No one could deny that we need to clean up our voter rolls. There is no systematic effort to purge the rolls of deceased voters or those who have moved away. But so far this has not been a real issue. After searches for voter fraud spanning decades, no one has ever found more than a handful of actual voter fraud issues, and certainly never enough to sway an election.
In many states convicted felons have a lifetime ban on voting. African Americans make up 13% of the population, but 38% of the prison population. Voter disenfranchisement due to a felony conviction has a strong racial component. It is possible to disenfranchise whole communities by refusing to allow convicted felons to vote, including those who have already paid their debt to society.
Maintain Poll Access
Every election seems to have issues with voter access to polling places. Amazingly, such issues only seem to occur in selected precincts. There is misinformation as to poll locations or hours. There are shortages of ballots or voting machines that do not work. Too often people in these “selected” precincts must wait for hours to cast their ballots. This is another burden that falls disproportionately upon the poor. An hourly worker might have to rush to vote before work, while a salaried manager could vote at his or her leisure.
The act of voting should not be an ordeal. Instead of a 12 hour election window we should be given an extended time of perhaps one week to vote. We should be able to vote by any number of means. We can invest and do banking online. Calculate and pay taxes online. We should be able to vote online as well. For those without computer access, voting computers could be set up in libraries, schools, offices, or other public places. There should also be mail in options for those who are computer challenged. If we can use our bank ATM cards in Mexico City, or Bangkok, we should be able to vote from anywhere during an election period without difficulty.
Demand Election Integrity
Somehow we need to make our elections work. There have been endless reports of lost ballots, voting machine malfunctions, and absentee ballots that have been lost or ignored. Elections should be determined by the votes casted and not by who counted the votes. Here again is a situation where “selected” precincts seem to have much greater irregularities than the norm. If we cannot trust our state and county officials to conduct fair and accurate elections then perhaps we should have outside parties, such as fiduciary institutions, or CPA firms, to collect and count the ballots.
Voting machines, ballot counts, and any online or mail voting methods must be fool proof. This is our democracy we are talking about. We need to provide the resources and make the effort to insure that every vote counts. “Accidents,” “oversights,” and “unavoidable situations” must not be allowed as excuses. These can be avoided by proper planning, training, and redundancy.

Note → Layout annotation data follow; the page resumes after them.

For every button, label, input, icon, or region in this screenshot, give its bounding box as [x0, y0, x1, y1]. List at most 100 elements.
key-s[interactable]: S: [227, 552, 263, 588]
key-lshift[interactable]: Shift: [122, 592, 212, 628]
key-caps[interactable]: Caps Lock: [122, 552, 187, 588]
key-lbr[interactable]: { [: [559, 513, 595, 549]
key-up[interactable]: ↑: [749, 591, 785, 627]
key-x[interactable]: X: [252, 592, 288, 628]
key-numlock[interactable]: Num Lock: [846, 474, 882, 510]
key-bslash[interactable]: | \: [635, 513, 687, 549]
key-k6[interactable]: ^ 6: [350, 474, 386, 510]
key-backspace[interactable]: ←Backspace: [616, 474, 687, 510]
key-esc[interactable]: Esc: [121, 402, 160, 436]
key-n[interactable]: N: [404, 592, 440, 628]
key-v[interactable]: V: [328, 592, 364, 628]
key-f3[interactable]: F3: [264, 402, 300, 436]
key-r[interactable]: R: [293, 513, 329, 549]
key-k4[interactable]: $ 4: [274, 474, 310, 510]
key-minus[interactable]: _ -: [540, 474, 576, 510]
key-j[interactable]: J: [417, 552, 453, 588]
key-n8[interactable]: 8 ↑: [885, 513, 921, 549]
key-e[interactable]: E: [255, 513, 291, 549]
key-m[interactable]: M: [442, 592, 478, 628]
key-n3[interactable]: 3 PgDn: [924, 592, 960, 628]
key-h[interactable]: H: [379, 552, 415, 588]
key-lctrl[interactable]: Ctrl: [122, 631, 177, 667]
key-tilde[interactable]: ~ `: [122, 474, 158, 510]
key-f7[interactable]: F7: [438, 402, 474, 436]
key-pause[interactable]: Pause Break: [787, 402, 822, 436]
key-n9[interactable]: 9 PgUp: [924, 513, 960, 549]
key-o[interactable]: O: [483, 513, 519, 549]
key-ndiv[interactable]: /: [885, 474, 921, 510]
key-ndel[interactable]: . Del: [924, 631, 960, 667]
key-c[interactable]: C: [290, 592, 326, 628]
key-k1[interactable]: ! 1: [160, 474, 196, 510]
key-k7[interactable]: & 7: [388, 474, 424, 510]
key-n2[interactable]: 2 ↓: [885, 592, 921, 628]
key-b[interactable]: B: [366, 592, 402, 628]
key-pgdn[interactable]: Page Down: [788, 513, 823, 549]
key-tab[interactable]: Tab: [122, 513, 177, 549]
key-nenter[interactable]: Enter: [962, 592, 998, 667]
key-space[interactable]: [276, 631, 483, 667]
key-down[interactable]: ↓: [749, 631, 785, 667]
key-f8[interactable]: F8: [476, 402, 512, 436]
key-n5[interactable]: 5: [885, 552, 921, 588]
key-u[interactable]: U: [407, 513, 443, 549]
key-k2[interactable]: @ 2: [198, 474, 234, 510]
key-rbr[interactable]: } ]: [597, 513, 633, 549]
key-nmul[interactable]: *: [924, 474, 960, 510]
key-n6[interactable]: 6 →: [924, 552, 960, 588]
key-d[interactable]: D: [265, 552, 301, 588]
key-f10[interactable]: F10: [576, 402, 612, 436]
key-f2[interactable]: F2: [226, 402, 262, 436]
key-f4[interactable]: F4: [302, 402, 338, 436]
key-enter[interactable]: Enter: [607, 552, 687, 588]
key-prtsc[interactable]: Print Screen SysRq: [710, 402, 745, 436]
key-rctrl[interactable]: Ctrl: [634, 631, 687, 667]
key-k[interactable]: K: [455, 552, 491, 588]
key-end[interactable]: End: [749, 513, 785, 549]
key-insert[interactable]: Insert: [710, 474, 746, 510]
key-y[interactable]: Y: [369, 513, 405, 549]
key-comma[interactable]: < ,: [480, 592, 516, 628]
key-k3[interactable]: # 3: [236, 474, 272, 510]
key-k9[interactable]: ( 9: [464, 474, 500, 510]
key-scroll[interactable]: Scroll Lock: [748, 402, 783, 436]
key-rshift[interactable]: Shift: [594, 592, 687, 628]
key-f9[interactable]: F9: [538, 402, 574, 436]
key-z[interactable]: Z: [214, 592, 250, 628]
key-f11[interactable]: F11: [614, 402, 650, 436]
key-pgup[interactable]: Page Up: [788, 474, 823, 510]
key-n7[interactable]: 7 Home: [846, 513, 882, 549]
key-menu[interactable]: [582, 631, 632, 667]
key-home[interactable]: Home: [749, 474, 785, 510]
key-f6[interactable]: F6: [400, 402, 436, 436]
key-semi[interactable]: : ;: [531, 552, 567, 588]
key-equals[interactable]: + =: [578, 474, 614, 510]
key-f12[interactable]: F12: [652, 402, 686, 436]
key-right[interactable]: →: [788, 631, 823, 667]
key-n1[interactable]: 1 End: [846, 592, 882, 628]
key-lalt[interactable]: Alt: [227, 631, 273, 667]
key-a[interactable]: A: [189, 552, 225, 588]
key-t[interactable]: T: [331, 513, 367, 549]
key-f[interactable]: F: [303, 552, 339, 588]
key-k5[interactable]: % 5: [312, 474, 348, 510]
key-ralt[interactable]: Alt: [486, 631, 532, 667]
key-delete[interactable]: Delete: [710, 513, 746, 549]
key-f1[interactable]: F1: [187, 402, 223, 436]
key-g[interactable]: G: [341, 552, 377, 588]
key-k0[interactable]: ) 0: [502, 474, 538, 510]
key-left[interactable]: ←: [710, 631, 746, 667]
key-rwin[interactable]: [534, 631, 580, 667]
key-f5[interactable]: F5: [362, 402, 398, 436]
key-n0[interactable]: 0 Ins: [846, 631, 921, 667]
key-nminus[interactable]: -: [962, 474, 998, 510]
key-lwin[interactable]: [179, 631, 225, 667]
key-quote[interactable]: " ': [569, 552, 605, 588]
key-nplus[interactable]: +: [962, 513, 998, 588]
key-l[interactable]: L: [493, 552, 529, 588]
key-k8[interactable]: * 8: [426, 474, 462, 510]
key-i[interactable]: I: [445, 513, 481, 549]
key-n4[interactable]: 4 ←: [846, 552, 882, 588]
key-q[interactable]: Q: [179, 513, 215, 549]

Require Financial Disclosure
We must never again allow any candidate to run for President of the United States without submitting at least five years’ worth of federal tax returns. In the past this has been the custom, but it was not a requirement. Trump was able to avoid this disclosure despite his frequent assurances to the contrary. The president must be free of any conflicts of interest. Without the income tax disclosure there is not even a roadmap to look for possible conflicts. This disclosure must be made at the start of the election cycle so that voters have a chance to review and analyze these documents. For this reason the documents must be disclosed before any names are placed on the primary ballots. California now has such a law. We need a similar rule for congressional candidates as well.